18:50:22 Running template registration (expect >1 hour) ...
19:56:54 Applying registration to lesion image...
19:56:55 Lesion size native: 53.21 ml
19:56:56 Lesion size template: 55.8 ml
19:56:56 Done! 1.3 hours

If you don't specify a template, the provided MNI template will be used (MNI152 ICBM 2009c).

For more detailed documentation type:

?registerLesionToTemplate

What does registerLesionToTemplate do?

Whether you use your own template or the one provided in LESYMAP, the steps are the same:

  1. Assure the anatomical and lesion images are in same space/orientation/resolution/etc.
  2. Binarize the lesion mask to 0/1 values (in case your mask has values of 255).
  3. Truncate outlier intensities, bias correct, and denoise, the anatomical image.
  4. (optional and recommended) Skull stripping to keep a brain-only anatomical.
  5. Compute the registration mask in subject space, and remove the lesion area.
  6. Register the anatomical to the template anatomical.
  7. Use the transformation matrices to bring the lesion in template space.

These steps have specific parameters, but their explanation would take too long.
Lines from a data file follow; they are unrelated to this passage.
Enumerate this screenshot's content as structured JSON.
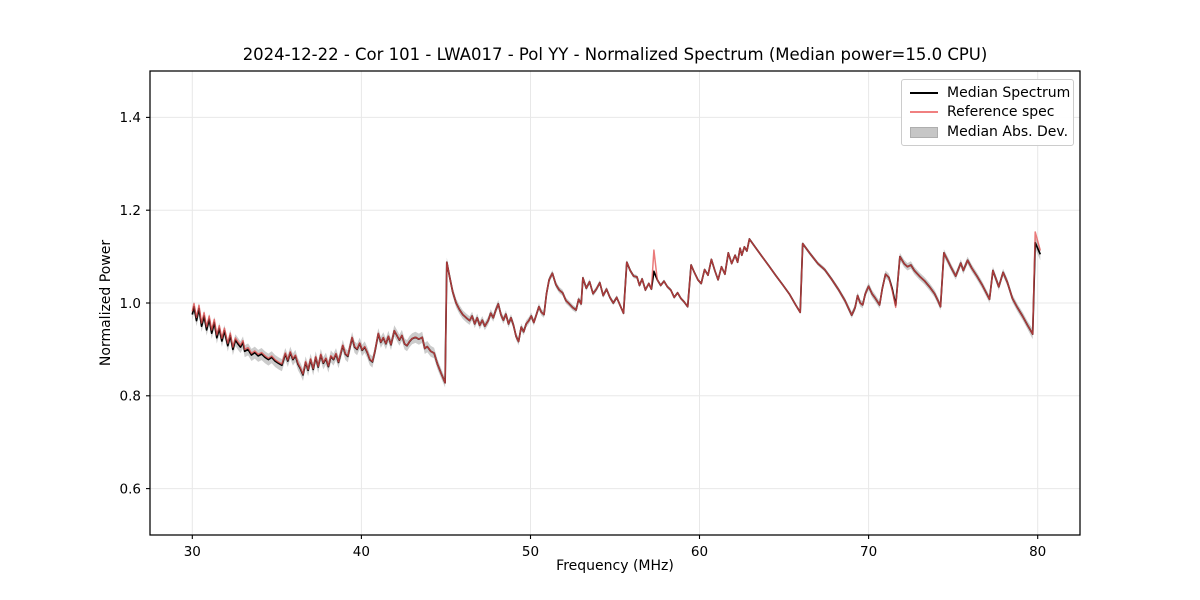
{
  "chart_data": {
    "type": "line",
    "title": "2024-12-22 - Cor 101 - LWA017 - Pol YY - Normalized Spectrum (Median power=15.0 CPU)",
    "xlabel": "Frequency (MHz)",
    "ylabel": "Normalized Power",
    "xlim": [
      27.5,
      82.5
    ],
    "ylim": [
      0.5,
      1.5
    ],
    "xticks": [
      30,
      40,
      50,
      60,
      70,
      80
    ],
    "xtick_labels": [
      "30",
      "40",
      "50",
      "60",
      "70",
      "80"
    ],
    "yticks": [
      0.6,
      0.8,
      1.0,
      1.2,
      1.4
    ],
    "ytick_labels": [
      "0.6",
      "0.8",
      "1.0",
      "1.2",
      "1.4"
    ],
    "grid": true,
    "legend_position": "upper right",
    "legend": [
      {
        "label": "Median Spectrum",
        "type": "line",
        "color": "#000000"
      },
      {
        "label": "Reference spec",
        "type": "line",
        "color": "#f08080"
      },
      {
        "label": "Median Abs. Dev.",
        "type": "patch",
        "color": "#c6c6c6"
      }
    ],
    "colors": {
      "median": "#000000",
      "reference": "#e34d4d",
      "reference_opacity": 0.75,
      "band": "#9a9a9a",
      "band_opacity": 0.5,
      "grid": "#e8e8e8",
      "spine": "#000000"
    },
    "series": {
      "median_spectrum": {
        "x": [
          30.0,
          30.1,
          30.25,
          30.4,
          30.55,
          30.7,
          30.85,
          31.0,
          31.15,
          31.3,
          31.45,
          31.6,
          31.75,
          31.9,
          32.1,
          32.25,
          32.4,
          32.55,
          32.7,
          32.85,
          33.0,
          33.1,
          33.3,
          33.5,
          33.7,
          33.9,
          34.1,
          34.3,
          34.5,
          34.7,
          34.9,
          35.1,
          35.3,
          35.5,
          35.65,
          35.8,
          35.95,
          36.1,
          36.25,
          36.4,
          36.55,
          36.7,
          36.85,
          37.0,
          37.15,
          37.3,
          37.45,
          37.6,
          37.75,
          37.9,
          38.05,
          38.2,
          38.35,
          38.5,
          38.65,
          38.9,
          39.05,
          39.2,
          39.45,
          39.6,
          39.75,
          39.9,
          40.05,
          40.2,
          40.35,
          40.5,
          40.65,
          40.8,
          41.0,
          41.15,
          41.3,
          41.45,
          41.6,
          41.75,
          41.95,
          42.1,
          42.25,
          42.4,
          42.55,
          42.7,
          42.85,
          43.0,
          43.2,
          43.4,
          43.6,
          43.75,
          43.9,
          44.1,
          44.3,
          44.5,
          44.7,
          44.95,
          45.05,
          45.2,
          45.4,
          45.6,
          45.8,
          46.0,
          46.2,
          46.4,
          46.55,
          46.7,
          46.85,
          47.0,
          47.15,
          47.3,
          47.5,
          47.65,
          47.8,
          47.95,
          48.1,
          48.25,
          48.4,
          48.55,
          48.7,
          48.85,
          49.0,
          49.15,
          49.3,
          49.45,
          49.6,
          49.75,
          49.9,
          50.05,
          50.2,
          50.35,
          50.5,
          50.65,
          50.8,
          50.95,
          51.1,
          51.3,
          51.5,
          51.7,
          51.9,
          52.1,
          52.3,
          52.5,
          52.7,
          52.85,
          53.0,
          53.1,
          53.3,
          53.5,
          53.7,
          53.9,
          54.1,
          54.3,
          54.5,
          54.7,
          54.9,
          55.1,
          55.3,
          55.5,
          55.7,
          55.9,
          56.1,
          56.3,
          56.45,
          56.6,
          56.8,
          57.0,
          57.15,
          57.3,
          57.5,
          57.7,
          57.9,
          58.1,
          58.3,
          58.5,
          58.7,
          58.9,
          59.1,
          59.3,
          59.5,
          59.7,
          59.9,
          60.1,
          60.3,
          60.5,
          60.7,
          60.9,
          61.1,
          61.3,
          61.5,
          61.7,
          61.9,
          62.1,
          62.25,
          62.4,
          62.5,
          62.65,
          62.8,
          62.95,
          63.3,
          63.7,
          64.1,
          64.5,
          64.9,
          65.3,
          65.7,
          65.95,
          66.1,
          66.5,
          67.0,
          67.4,
          67.8,
          68.2,
          68.6,
          69.0,
          69.2,
          69.35,
          69.5,
          69.65,
          69.8,
          70.0,
          70.2,
          70.4,
          70.65,
          70.8,
          71.0,
          71.2,
          71.4,
          71.6,
          71.85,
          72.1,
          72.3,
          72.5,
          72.7,
          73.0,
          73.3,
          73.6,
          73.9,
          74.1,
          74.25,
          74.45,
          74.7,
          74.9,
          75.15,
          75.45,
          75.6,
          75.85,
          76.1,
          76.4,
          76.7,
          76.95,
          77.15,
          77.35,
          77.55,
          77.7,
          77.95,
          78.2,
          78.5,
          78.8,
          79.1,
          79.4,
          79.7,
          79.85,
          80.15
        ],
        "y": [
          0.975,
          0.992,
          0.962,
          0.988,
          0.95,
          0.972,
          0.942,
          0.965,
          0.935,
          0.958,
          0.925,
          0.945,
          0.918,
          0.94,
          0.908,
          0.93,
          0.9,
          0.92,
          0.912,
          0.905,
          0.915,
          0.896,
          0.9,
          0.888,
          0.893,
          0.886,
          0.89,
          0.883,
          0.878,
          0.883,
          0.875,
          0.87,
          0.866,
          0.89,
          0.875,
          0.893,
          0.878,
          0.886,
          0.868,
          0.858,
          0.845,
          0.872,
          0.855,
          0.878,
          0.857,
          0.883,
          0.862,
          0.888,
          0.87,
          0.88,
          0.863,
          0.885,
          0.878,
          0.89,
          0.872,
          0.908,
          0.89,
          0.885,
          0.925,
          0.905,
          0.9,
          0.913,
          0.898,
          0.905,
          0.893,
          0.878,
          0.873,
          0.895,
          0.934,
          0.915,
          0.925,
          0.912,
          0.928,
          0.91,
          0.94,
          0.93,
          0.92,
          0.93,
          0.912,
          0.908,
          0.917,
          0.923,
          0.926,
          0.922,
          0.926,
          0.902,
          0.906,
          0.896,
          0.892,
          0.868,
          0.85,
          0.828,
          1.088,
          1.06,
          1.024,
          1.0,
          0.986,
          0.975,
          0.968,
          0.962,
          0.972,
          0.955,
          0.968,
          0.952,
          0.963,
          0.95,
          0.962,
          0.978,
          0.968,
          0.985,
          0.998,
          0.975,
          0.963,
          0.976,
          0.955,
          0.968,
          0.952,
          0.928,
          0.917,
          0.948,
          0.938,
          0.955,
          0.962,
          0.972,
          0.958,
          0.975,
          0.992,
          0.98,
          0.975,
          1.02,
          1.05,
          1.064,
          1.04,
          1.028,
          1.022,
          1.005,
          0.998,
          0.99,
          0.985,
          1.008,
          0.998,
          1.054,
          1.032,
          1.046,
          1.02,
          1.03,
          1.044,
          1.016,
          1.03,
          1.012,
          1.0,
          1.012,
          0.995,
          0.978,
          1.088,
          1.07,
          1.058,
          1.056,
          1.038,
          1.052,
          1.028,
          1.042,
          1.03,
          1.068,
          1.05,
          1.038,
          1.047,
          1.035,
          1.028,
          1.012,
          1.022,
          1.01,
          1.002,
          0.992,
          1.082,
          1.065,
          1.05,
          1.042,
          1.072,
          1.06,
          1.094,
          1.07,
          1.05,
          1.078,
          1.062,
          1.108,
          1.085,
          1.103,
          1.088,
          1.118,
          1.103,
          1.121,
          1.112,
          1.138,
          1.12,
          1.1,
          1.08,
          1.06,
          1.04,
          1.02,
          0.995,
          0.98,
          1.128,
          1.108,
          1.085,
          1.072,
          1.052,
          1.03,
          1.005,
          0.974,
          0.99,
          1.016,
          1.0,
          0.996,
          1.02,
          1.036,
          1.02,
          1.01,
          0.996,
          1.03,
          1.062,
          1.055,
          1.03,
          0.995,
          1.1,
          1.085,
          1.078,
          1.082,
          1.07,
          1.058,
          1.048,
          1.035,
          1.02,
          1.005,
          0.992,
          1.108,
          1.09,
          1.075,
          1.058,
          1.086,
          1.07,
          1.092,
          1.075,
          1.058,
          1.04,
          1.022,
          1.008,
          1.07,
          1.05,
          1.035,
          1.066,
          1.045,
          1.01,
          0.99,
          0.972,
          0.952,
          0.933,
          1.13,
          1.105
        ]
      },
      "reference_delta_breakpoints": [
        [
          27.5,
          0.007
        ],
        [
          31.0,
          0.007
        ],
        [
          33.0,
          0.004
        ],
        [
          36.0,
          0.002
        ],
        [
          40.0,
          0.001
        ],
        [
          44.0,
          0.0
        ],
        [
          57.2,
          0.0
        ],
        [
          57.3,
          0.046
        ],
        [
          57.4,
          0.0
        ],
        [
          71.3,
          0.0
        ],
        [
          71.5,
          -0.008
        ],
        [
          71.7,
          0.0
        ],
        [
          79.7,
          0.0
        ],
        [
          79.85,
          0.023
        ],
        [
          80.0,
          0.012
        ],
        [
          80.15,
          0.008
        ]
      ],
      "mad_breakpoints": [
        [
          30,
          0.012
        ],
        [
          33,
          0.013
        ],
        [
          36,
          0.013
        ],
        [
          38,
          0.013
        ],
        [
          41,
          0.012
        ],
        [
          44,
          0.012
        ],
        [
          45,
          0.01
        ],
        [
          47,
          0.009
        ],
        [
          49,
          0.008
        ],
        [
          51,
          0.007
        ],
        [
          53,
          0.006
        ],
        [
          55,
          0.005
        ],
        [
          57,
          0.004
        ],
        [
          59,
          0.0035
        ],
        [
          61,
          0.003
        ],
        [
          63,
          0.003
        ],
        [
          65,
          0.003
        ],
        [
          66,
          0.004
        ],
        [
          68,
          0.005
        ],
        [
          69,
          0.007
        ],
        [
          70,
          0.008
        ],
        [
          74,
          0.008
        ],
        [
          78,
          0.008
        ],
        [
          79.5,
          0.009
        ],
        [
          79.85,
          0.013
        ],
        [
          80.15,
          0.013
        ]
      ]
    }
  }
}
The parameters may also change in future LESYMAP versions. The current function code is here.

Quality inspection

Image registration is not a magic process that works in every situation. Things may go wrong, and, unless you check the data, you cannot be sure that it worked. The best way to check whether the registration worked is to open the template and overlay the subject's image in template space. You should see that most of the gyri are well matched between the two images. The ventricles should be as similar as possible. You can also overlay the lesion in template space to make sure it's neither out of the brain nor bleeding into the ventricles. Data quality inspection is one of the most important steps of any study, and is the only way to be sure that results are not contaminated by image processing errors. Even respectable imaging software might give wrong results, it's up to you to seal the quality of the study.